There are a few other possible explanations that weren’t directly tested in this study. For example, it may be neuromuscular: the extra oxygen lets you train faster, which improves the signaling from brain to muscle at the new higher speed. If that were the case, you might expect to get the same effect from motorpacing on a bike, or even from running on a slight downhill. It seems sort of unlikely, but who knows?
Ultimately, I expect athletes will continue to experiment with the technique. It probably makes the most sense for those living at relatively high altitudes who need to get some high-quality workouts in but can’t conveniently drive down to sea level. That’s a major attraction for endurance athletes at the Olympic Training Center in Colorado Springs: an that allows athletes living in the mountains (and getting the resulting boost in red blood cells) to do a few high-quality workouts a week at simulated sea level. For the record, until proven otherwise, it does not make sense to try getting oxygen from a can.

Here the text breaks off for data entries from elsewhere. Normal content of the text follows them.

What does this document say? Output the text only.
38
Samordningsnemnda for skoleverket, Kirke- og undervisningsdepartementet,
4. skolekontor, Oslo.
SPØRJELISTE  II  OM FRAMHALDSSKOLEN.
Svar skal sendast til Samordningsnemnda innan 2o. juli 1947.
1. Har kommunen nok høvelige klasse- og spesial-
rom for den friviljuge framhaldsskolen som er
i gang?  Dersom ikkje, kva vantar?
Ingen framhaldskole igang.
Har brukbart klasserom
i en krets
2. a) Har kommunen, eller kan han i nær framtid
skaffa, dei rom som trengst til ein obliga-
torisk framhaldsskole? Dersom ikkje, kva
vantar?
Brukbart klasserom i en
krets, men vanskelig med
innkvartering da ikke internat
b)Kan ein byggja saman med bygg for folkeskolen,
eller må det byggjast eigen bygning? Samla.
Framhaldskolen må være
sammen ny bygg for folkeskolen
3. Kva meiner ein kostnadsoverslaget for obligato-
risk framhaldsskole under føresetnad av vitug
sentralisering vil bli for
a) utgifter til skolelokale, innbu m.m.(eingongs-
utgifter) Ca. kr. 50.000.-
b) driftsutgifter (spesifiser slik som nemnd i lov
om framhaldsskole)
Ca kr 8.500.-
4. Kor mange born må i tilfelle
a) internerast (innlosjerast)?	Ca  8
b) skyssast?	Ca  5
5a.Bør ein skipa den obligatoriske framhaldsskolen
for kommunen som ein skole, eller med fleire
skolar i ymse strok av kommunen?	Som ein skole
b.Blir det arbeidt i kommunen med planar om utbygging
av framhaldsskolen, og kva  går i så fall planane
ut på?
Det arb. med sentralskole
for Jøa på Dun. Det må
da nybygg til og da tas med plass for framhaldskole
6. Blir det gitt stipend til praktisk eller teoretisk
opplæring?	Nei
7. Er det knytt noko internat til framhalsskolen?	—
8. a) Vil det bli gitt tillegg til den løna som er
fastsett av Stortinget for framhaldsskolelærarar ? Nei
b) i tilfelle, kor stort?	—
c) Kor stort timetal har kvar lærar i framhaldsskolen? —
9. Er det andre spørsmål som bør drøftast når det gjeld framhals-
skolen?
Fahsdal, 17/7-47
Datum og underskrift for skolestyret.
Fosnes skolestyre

As for whether it’s useful to boost oxygen to higher-than-sea-level percentages during training, this study isn’t quite the definitive evidence that the authors (particularly the one with the start-up company) might have hoped for. The results are suggestive, and add to a pile of previous suggestive-but-not-definitive studies. But personally, until we have a better handle on the underlying physiology, my threshold for agreeing to shift a bunch of my workouts to a basement room where I have to wear a mask over my face remains unbreached.